Türkiye’nin sayısallaşma planında en önemli adım Netaş’ın sayısal yönlendiriciler üretmeye başlamasıdır. Netaş’ın sayısal üretime geçmesi isteği PTT’den gelmiş ancak Kanada Northern Telekom firması çeşitli gerekçelerle buna karşı çıkmıştır. Şirketin elinde artık dünyada pazarlayamayacağı ama Türkiye’de satabileceği krosbar yönlendirici malzemelerinin bulunması nedeni ile böyle bir karşı çıkışın olduğu iddia edilmektedir. Ancak bu karşı çıkışlar sonuç getirmemiş ve sonunda NT sayısal yönlendirici üretimine ikna edilmiştir. Dönemin PTT Genel Müdürünün NT ile yapılan imza töreninde söyledikleri bu durumu oldukça iyi göstermektedir: “ Bu anlaşma ile Türkiye haberleşmesinde yeni bir dönem açılmaktadır. Ülkemizde yeni teknolojinin yerleşmesi ve yaygınlaşmasında bizim Netaş’ı değil , Netaş’ın bizi itmesini bekliyoruz “ (PTT dergisi, Ağustos 1983).
PTT, bir yandan Teletaş ile Netaş arasında diğer yandan
da Netaş ve Teletaş’la yabancı şirketler arasında rekabet yaratmaya
çalışmıştır. PTT, ortaklık payının yükünü attıktan sonra, Netaş
ve Teletaş’ın artık PTT’yi her malı alacak bir kuruluş olarak
görmelerini istememektedir [3].
Türkiye de Ulusal İletişim Şebekesi Altyapısı
Türk
Telekom tarafından işletilen iletişim altyapısı ile ilgili güncel
bilgiler aşağıda verilmektedir [6]:
Günümüz Türkiye’sinde herkesin yakından takip ettiği gibi
iletişim konusundaki en önemli konu PTT nin özelleştirilmesidir.

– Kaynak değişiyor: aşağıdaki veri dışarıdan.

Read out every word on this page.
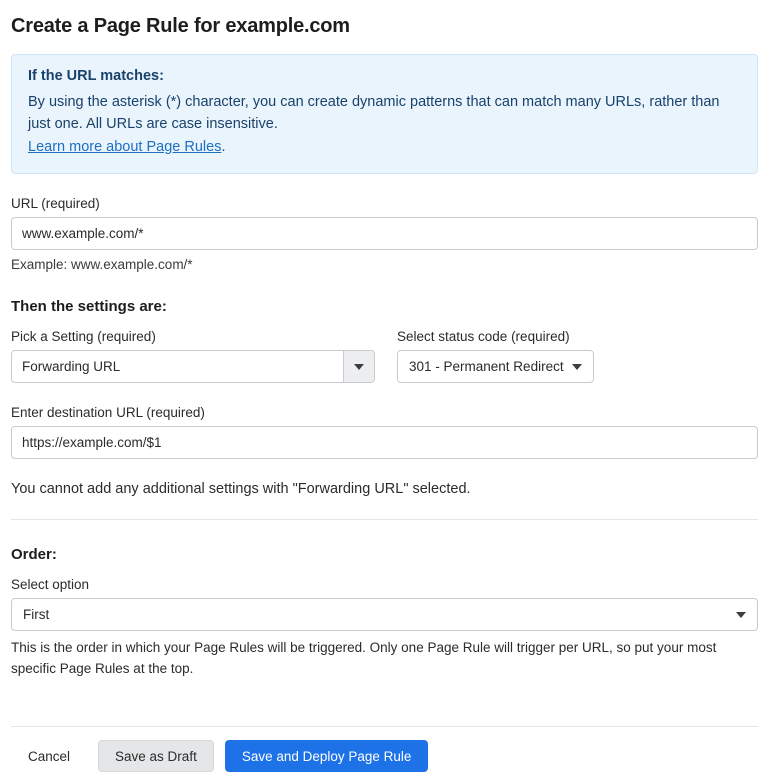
Create a Page Rule for example.com
If the URL matches:
By using the asterisk (*) character, you can create dynamic patterns that can match many URLs, rather than just one. All URLs are case insensitive.
Learn more about Page Rules.
URL (required)
www.example.com/*
Example: www.example.com/*
Then the settings are:
Pick a Setting (required)
Forwarding URL
Select status code (required)
301 - Permanent Redirect
Enter destination URL (required)
https://example.com/$1
You cannot add any additional settings with "Forwarding URL" selected.
Order:
Select option
First
This is the order in which your Page Rules will be triggered. Only one Page Rule will trigger per URL, so put your most specific Page Rules at the top.
Cancel	Save as Draft	Save and Deploy Page Rule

Bu konuda Türkiye de önce Posta hizmetleri PTT den ayrılmış
daha sonra da iletişim hizmetlerini yürütmek için Türk Telekom
isimli bir anonim şirket oluşturulmuştur. Dolayısı ile özelleştirme
konusundaki çalışmalar (siyasi ortama bağlı olmakla beraber)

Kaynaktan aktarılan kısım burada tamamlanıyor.